BNR: One of the most illuminating portions of the book deals with Dickens’ founding with Miss Coutts of the “Home” in Shepherd’s Bush. He was not only putting his money where his mouth was when it came to reform, but it seems to me that he avoids quite a bit of the pitfalls other Victorian schemes of this sort fell into. His resistance to overbearing religiosity is striking. Where in your opinion did it come from?
CT: I’m glad you like the chapter about the Home for Homeless Women. I became interested in it when I was researching my earlier book, The Invisible Woman, and learnt more about it from Jenny Hartley’s excellent book Charles Dickens and the House of Fallen Women. You are right that he was insistent that the young women should be shown that life could be good, given pretty clothes, comfortable beds, little gardens to tend, music, books – and not preached at and told they were wicked. Similarly, when he visited a ragged school, where street children, in and out of prison, where given rudimentary education, he said the first thing they needed was somewhere to wash – they were all filthy – rather than being told about Jesus and God, who could mean nothing to them. Dickens was very practical and sensible. He did not expect all the girls in the Home to change their ways, but he did make it work for some.
BNR: You take an approach here sometimes that suggests you see Dickens as a sort of a friend, and when he behaves badly, you’re not afraid to say that you’re ashamed of him. “You want to avert your eyes from a good deal of what happened during the next year, 1858.” I think this expresses – in a manner a biographer doesn’t often give voice to – the complex but still in many ways fervent feelings of admiration we have about the man, and our sense of disappointment when he doesn’t live up to that ideal. When you first began researching his life for The Invisible Woman, did you experience that?
CT: I did find writing about the events of 1858 and the marital breakup very painful. When you live with Dickens for years, reading him and trying to present him as faithfully as you can, you can’t fail to love the man – so the shock of his bad behaviour is considerable, even when you know it is coming. When I wrote The Invisible Woman I was telling Nelly’s story, so it was rather different — and I was so caught up with the thrill of tracing her history, early and late — it is an amazing one — that I let Dickens remain the minor character. I didn’t have to worry too much about his behaviour. Of course Nelly learnt from him how to deceive and lie effectively.
BNR: Is affection for her subject necessary for the biographer?
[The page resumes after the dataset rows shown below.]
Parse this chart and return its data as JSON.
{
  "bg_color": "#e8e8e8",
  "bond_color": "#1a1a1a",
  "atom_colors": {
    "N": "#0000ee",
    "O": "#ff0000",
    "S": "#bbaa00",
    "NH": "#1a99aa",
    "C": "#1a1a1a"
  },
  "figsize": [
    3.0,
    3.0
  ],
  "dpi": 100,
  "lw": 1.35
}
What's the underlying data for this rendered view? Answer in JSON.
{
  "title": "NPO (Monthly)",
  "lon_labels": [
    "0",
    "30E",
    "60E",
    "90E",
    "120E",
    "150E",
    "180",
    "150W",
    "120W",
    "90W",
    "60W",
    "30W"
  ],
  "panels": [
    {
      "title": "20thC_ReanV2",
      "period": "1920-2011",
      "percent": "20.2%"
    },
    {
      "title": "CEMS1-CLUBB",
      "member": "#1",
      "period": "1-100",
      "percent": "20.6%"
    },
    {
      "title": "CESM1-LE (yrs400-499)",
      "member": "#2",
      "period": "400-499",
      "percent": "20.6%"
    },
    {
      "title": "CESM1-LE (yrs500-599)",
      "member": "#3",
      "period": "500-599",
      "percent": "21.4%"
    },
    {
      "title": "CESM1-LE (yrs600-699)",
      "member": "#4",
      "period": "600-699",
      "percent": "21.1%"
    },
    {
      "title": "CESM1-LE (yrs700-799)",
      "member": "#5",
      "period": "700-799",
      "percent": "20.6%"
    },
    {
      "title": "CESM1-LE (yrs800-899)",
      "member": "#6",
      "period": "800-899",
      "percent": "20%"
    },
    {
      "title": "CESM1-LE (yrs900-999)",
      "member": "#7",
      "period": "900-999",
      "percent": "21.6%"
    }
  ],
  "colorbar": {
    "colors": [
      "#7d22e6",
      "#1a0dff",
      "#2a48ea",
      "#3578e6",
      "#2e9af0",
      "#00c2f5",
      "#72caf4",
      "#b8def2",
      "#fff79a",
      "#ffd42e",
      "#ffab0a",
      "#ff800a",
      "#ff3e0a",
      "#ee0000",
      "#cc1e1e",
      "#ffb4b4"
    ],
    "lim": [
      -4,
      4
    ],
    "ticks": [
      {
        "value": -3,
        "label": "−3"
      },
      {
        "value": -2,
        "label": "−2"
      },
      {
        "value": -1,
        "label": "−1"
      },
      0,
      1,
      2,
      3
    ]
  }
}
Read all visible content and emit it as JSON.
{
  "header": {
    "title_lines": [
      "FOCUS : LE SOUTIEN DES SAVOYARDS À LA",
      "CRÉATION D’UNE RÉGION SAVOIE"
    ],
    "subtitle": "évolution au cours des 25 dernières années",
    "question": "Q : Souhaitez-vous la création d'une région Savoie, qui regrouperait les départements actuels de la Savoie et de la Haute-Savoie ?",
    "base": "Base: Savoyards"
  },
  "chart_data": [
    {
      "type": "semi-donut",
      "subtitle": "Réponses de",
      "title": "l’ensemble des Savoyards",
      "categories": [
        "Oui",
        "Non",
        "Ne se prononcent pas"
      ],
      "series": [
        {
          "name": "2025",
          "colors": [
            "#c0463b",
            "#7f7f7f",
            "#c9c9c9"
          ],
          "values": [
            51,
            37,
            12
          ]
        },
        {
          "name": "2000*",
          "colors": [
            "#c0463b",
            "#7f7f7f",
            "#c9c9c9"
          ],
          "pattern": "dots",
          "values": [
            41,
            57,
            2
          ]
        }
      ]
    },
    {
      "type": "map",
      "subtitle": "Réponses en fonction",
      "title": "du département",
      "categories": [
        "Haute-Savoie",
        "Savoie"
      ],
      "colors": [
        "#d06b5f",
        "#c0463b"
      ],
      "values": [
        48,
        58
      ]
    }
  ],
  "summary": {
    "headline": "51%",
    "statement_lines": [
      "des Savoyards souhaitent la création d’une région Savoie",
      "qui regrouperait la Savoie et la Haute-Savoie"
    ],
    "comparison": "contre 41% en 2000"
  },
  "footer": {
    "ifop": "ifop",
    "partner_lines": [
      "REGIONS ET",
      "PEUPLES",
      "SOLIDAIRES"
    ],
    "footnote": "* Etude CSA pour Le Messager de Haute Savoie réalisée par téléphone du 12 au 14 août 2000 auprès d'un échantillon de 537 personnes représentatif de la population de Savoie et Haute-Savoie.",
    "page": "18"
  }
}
Or is it an impediment?
CT: It’s an odd situation: I could not write about someone for whom I felt no affection or admiration. [Although I understand the interest of writing about real villains, Hitler, Stalin.] As I have grown older I have come to feel that it’s no good scolding your subject, rather you must be tolerant of bad behaviour. It is part of the human picture and we are all sometimes badly behaved, we all have something we are ashamed of, don’t we? I have been fascinated by Dickens worshippers who strenuously deny that he did anything wrong in relation to his wife, even though the record is clear that he did. They say, well there is no proof that Nelly was his mistress, to which I reply, that’s not the point – we know he wrote a lying letter to Miss Coutts about Catherine not loving her own children. We know he neither wrote to her nor visited her when the news came of Walter’s death. We know he did not invite her to Katey’s wedding. And so on.
I don’t think affection is an impediment, but I think one should avoid sentimentality.